Figure 2. Nicotinamide Blocks Release of Cytochrome-C from Mitochondria

(A) Western blot analysis of cytochrome-c release in the cytosolic fraction 12 h after ethanol administration. (C) Densitometric quantification of cytochrome-c release (ANOVA F _3,20 = 43.546 p < 0.0001; n = 6 each treatment group). Values are shown as mean ± SD. Bonferroni correction for multiple comparison revealed a significant difference between ethanol treatment group and all other groups. ∗ p < 0.0001. (B and D) Nicotinamide (1mg/g) does not alter ethanol absorption or excretion. Ethanol levels in blood (B) and brain (D) were measured at different time points after 5g/kg of ethanol treatment in P7 mice. Nicotinamide was administered 2 h after ethanol exposure.
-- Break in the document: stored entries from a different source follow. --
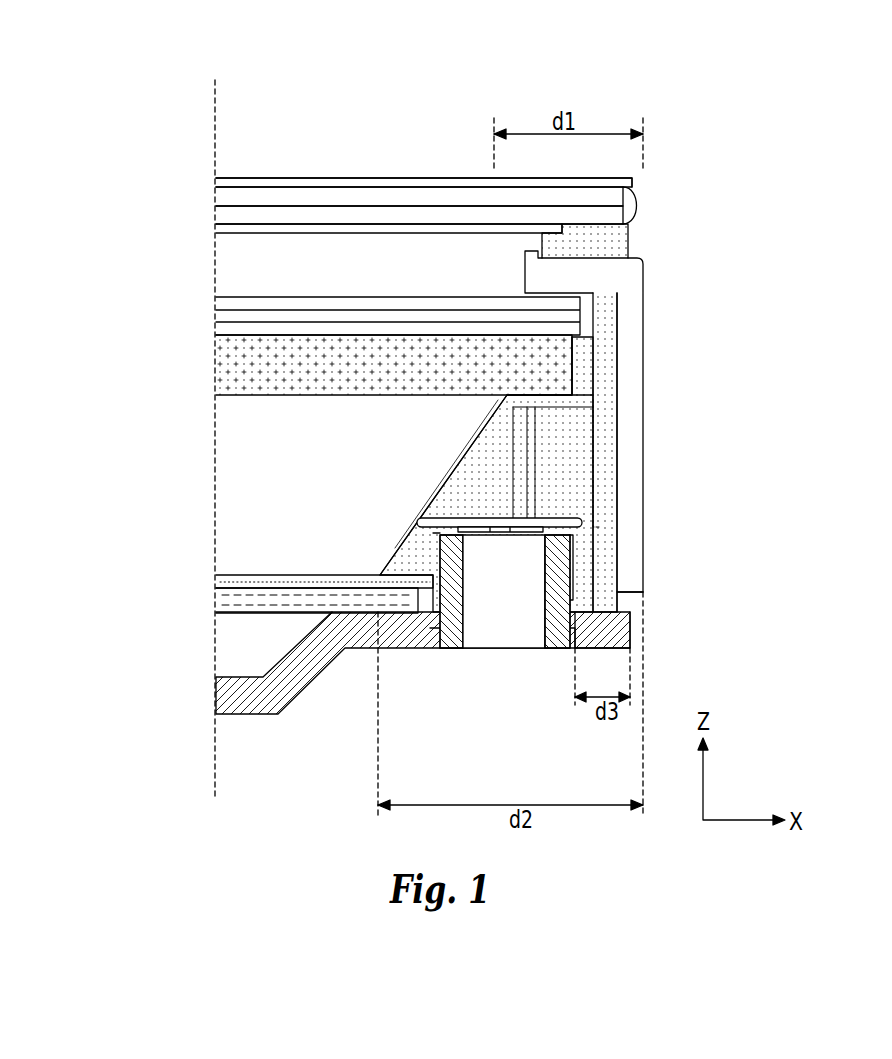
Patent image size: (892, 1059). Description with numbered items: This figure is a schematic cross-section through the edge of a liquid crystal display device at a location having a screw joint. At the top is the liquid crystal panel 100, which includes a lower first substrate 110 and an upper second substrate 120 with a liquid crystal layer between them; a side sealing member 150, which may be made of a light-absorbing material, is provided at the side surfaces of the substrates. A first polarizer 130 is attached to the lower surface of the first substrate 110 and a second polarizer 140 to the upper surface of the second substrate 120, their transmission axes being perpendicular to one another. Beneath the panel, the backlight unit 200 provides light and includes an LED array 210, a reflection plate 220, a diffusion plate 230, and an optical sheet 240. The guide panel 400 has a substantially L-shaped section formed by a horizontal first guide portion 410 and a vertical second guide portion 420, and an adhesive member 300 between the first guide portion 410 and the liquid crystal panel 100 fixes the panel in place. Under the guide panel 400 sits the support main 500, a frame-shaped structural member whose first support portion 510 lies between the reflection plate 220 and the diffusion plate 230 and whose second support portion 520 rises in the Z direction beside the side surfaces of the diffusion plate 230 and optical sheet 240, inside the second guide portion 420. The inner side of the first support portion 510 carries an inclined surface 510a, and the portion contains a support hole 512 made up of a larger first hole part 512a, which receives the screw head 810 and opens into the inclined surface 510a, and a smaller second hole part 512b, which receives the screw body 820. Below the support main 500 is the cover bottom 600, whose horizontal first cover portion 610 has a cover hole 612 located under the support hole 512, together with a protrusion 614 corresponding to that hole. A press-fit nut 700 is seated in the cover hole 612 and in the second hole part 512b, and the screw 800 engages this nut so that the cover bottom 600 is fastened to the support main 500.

The liquid crystal panel 100 is at (310, 53).
The first substrate 110 is at (307, 217).
The second substrate 120 is at (397, 197).
The first polarizer 130 is at (442, 230).
The second polarizer 140 is at (502, 182).
The side sealing member 150 is at (633, 206).
The backlight unit 200 is at (153, 322).
The light emitting diode (LED) array 210 is at (220, 600).
The reflection plate 220 is at (216, 581).
The diffusion plate 230 is at (238, 365).
The optical sheet 240 is at (213, 298).
The adhesive member 300 is at (608, 245).
The guide panel 400 is at (782, 325).
The first guide portion 410 is at (598, 277).
The second guide portion 420 is at (630, 330).
The support main 500 is at (748, 403).
The first support portion 510 is at (573, 442).
The inclined surface 510a is at (468, 447).
The support hole 512 is at (785, 525).
The first hole part 512a is at (595, 506).
The second hole part 512b is at (573, 570).
The second support portion 520 is at (605, 357).
The cover bottom 600 is at (360, 632).
The first cover portion 610 is at (507, 663).
The cover hole 612 is at (622, 650).
The protrusion 614 is at (578, 640).
The press-fit nut 700 is at (558, 637).
The screw 800 is at (470, 733).
The screw head 810 is at (422, 613).
The screw body 820 is at (497, 630).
No significant differences were seen between the different treatments ( n = 4 each treatment group).

Figure 3. Nicotinamide Inhibits Ethanol-Induced Neurodegeneration

(A) Fluoro-Jade B staining 24 h after ethanol treatments. (B) Quantification of Fluoro-Jade–B positive cells in the cingulate cortex (ANOVA F _2,13 = 25.541; p < 0.0001; n = 5–6 each treatment group), in the total CA1 region of hippocampus (ANOVA F _2,13 = 9.988; p = 0.0024; n = 5–6 each treatment group), and in the LDN of thalamus (ANOVA F _2,13 = 20.785; p < 0.0001; n = 5–6 each treatment group). (C) Total number of NeuN positive cells were counted 2 wk after ethanol administration in the cingulate cortex (ANOVA F _2,12 = 9.894; p = 0.0029; n = 5 each treatment group), in the CA1 region of hippocampus (ANOVA F _2,12 = 7.289; p = 0.0085; n = 5 each treatment group) and in the LDN of thalamus (ANOVA F _2,12 = 5.551; p = 0.0196; n = 5 each treatment group). Values are shown as mean ± SD. Bonferroni correction for multiple comparison revealed a significant difference between ethanol treatment group and all other groups. S, saline; E, ethanol; Etoh+Nic, ethanol + nicotinamide. Scale bars 200μm.